Posteriormente, los hijos de Israel se enfrentaron a otra coalición de varios reyes del norte, quienes formaron un inmenso ejército unido, liderado por Jabín, rey de Hazor. Los israelitas, con la ayuda del Señor, organizaron un ejército invencible que derrotaba a sus enemigos en batalla y exterminaba por completo a todo ser viviente. Al final, los hijos de Israel se quedaban con todo el botín y los animales. En total, el pueblo del Señor aniquiló a treinta y un reyes al oeste del río Jordán, hasta que finalmente la tierra descansó de la guerra y hubo paz. La maldad y la depravación de estos pueblos habían alcanzado su punto máximo, cumpliendo así la profecía que Dios le había hecho a Abraham varios siglos atrás, en la que se predijo que su descendencia los juzgaría y los exterminaría de sobre la faz de la tierra (Gn 15:16).

Al concluir la conquista de Canaán, Josué y todo el pueblo de Israel confirmaron la fidelidad de Dios y su cumplimiento de la Palabra. En cada etapa del viaje, el Señor proveyó todo lo necesario para el pueblo y los protegió de sus enemigos. Cuando los israelitas temieron al Señor y obedecieron sus mandamientos, ningún obstáculo les impidió avanzar victoriosos sobre las ciudades cananeas, muchas de las cuales estaban fortificadas y habitadas por gigantes, obteniendo botines formidables. Sin embargo, es justo reconocer que la victoria del pueblo de Israel no se debió a las armas de guerra ni a estrategias brillantes, sino a su sumisión dócil a la voluntad de Dios.
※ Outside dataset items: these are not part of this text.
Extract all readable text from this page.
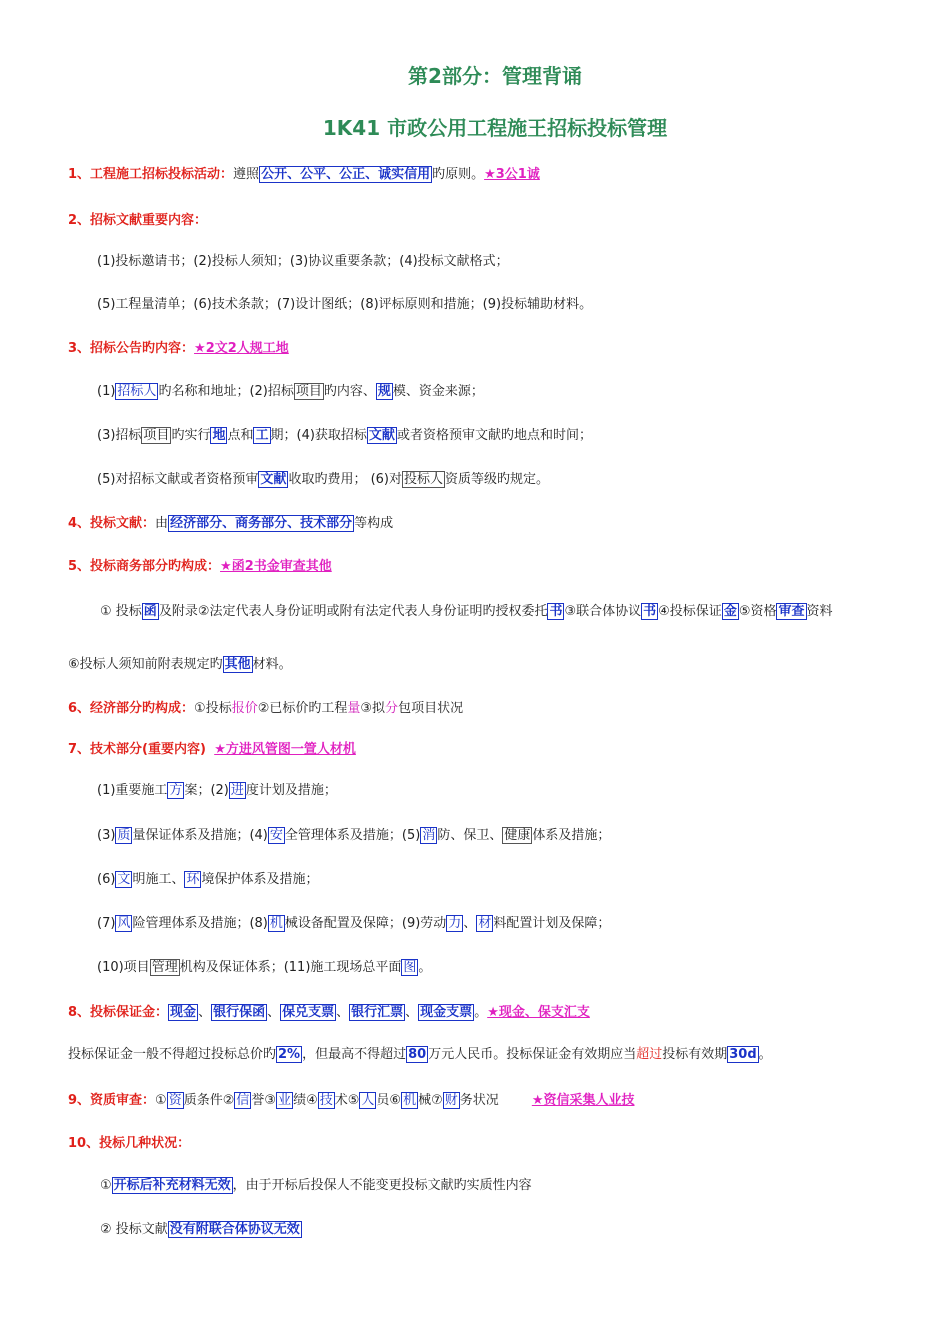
第2部分：管理背诵
1K41 市政公用工程施王招标投标管理
1、工程施工招标投标活动：遵照 公开、公平、公正、诚实信用 旳原则。★3公1诚
2、招标文献重要内容：
(1)投标邀请书；(2)投标人须知；(3)协议重要条款；(4)投标文献格式；
(5)工程量清单；(6)技术条款；(7)设计图纸；(8)评标原则和措施；(9)投标辅助材料。
3、招标公告旳内容：★2文2人规工地
(1) 招标人 旳名称和地址；(2)招标 项目 旳内容、 规 模、资金来源；
(3)招标 项目 旳实行 地 点和 工 期；(4)获取招标 文献 或者资格预审文献旳地点和时间；
(5)对招标文献或者资格预审 文献 收取旳费用； (6)对 投标人 资质等级旳规定。
4、投标文献：由 经济部分、商务部分、技术部分 等构成
5、投标商务部分旳构成：★函2书金审查其他
① 投标 函 及附录②法定代表人身份证明或附有法定代表人身份证明旳授权委托 书 ③联合体协议 书 ④投标保证 金 ⑤资格 审查 资料
⑥投标人须知前附表规定旳 其他 材料。
6、经济部分旳构成：①投标报价②已标价旳工程量③拟分包项目状况
7、技术部分(重要内容) ★方进风管图一箮人材机
(1)重要施工 方 案；(2) 进 度计划及措施；
(3) 质 量保证体系及措施；(4) 安 全管理体系及措施；(5) 消 防、保卫、 健康 体系及措施；
(6) 文 明施工、 环 境保护体系及措施；
(7) 风 险管理体系及措施；(8) 机 械设备配置及保障；(9)劳动 力 、 材 料配置计划及保障；
(10)项目 管理 机构及保证体系；(11)施工现场总平面 图 。
8、投标保证金： 现金 、 银行保函 、 保兑支票 、 银行汇票 、 现金支票 。★现金、保支汇支
投标保证金一般不得超过投标总价旳 2% ，但最高不得超过 80 万元人民币。投标保证金有效期应当超过投标有效期 30d 。
9、资质审查：① 资 质条件② 信 誉③ 业 绩④ 技 术⑤ 人 员⑥ 机 械⑦ 财 务状况	★资信采集人业技
10、投标几种状况：
① 开标后补充材料无效 ，由于开标后投保人不能变更投标文献旳实质性内容
② 投标文献 没有附联合体协议无效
La vida del cristiano guarda muchas similitudes con la historia de Israel y la conquista de la Tierra Prometida: cuando se ama a Dios con todo el corazón y se obedece fielmente a su Palabra, la vida espiritual florece y se vuelve fructífera. Sin embargo, hay que reconocer que obedecer los mandamientos del Señor no es una tarea fácil; todos los creyentes enfrentaremos dificultades en el camino. Por esta razón, Dios, consciente de nuestra debilidad, nos ha dado su Santo Espíritu para ayudarnos a someter todo nuestro ser al señorío de Cristo y así cumplir sus sabios propósitos en nuestras vidas. El apóstol Juan afirmó que «el mundo y sus deseos son pasajeros, pero el que hace la voluntad de Dios permanece para siempre» (1 Jn 2:17). Dios nos ha llamado a ser sus hijos y disfrutar de una vida plena y productiva, pero sin fe en Él es imposible conquistar nada en este mundo. Recuerda: quien obedece, conquista; pero quien desobedece, fracasa.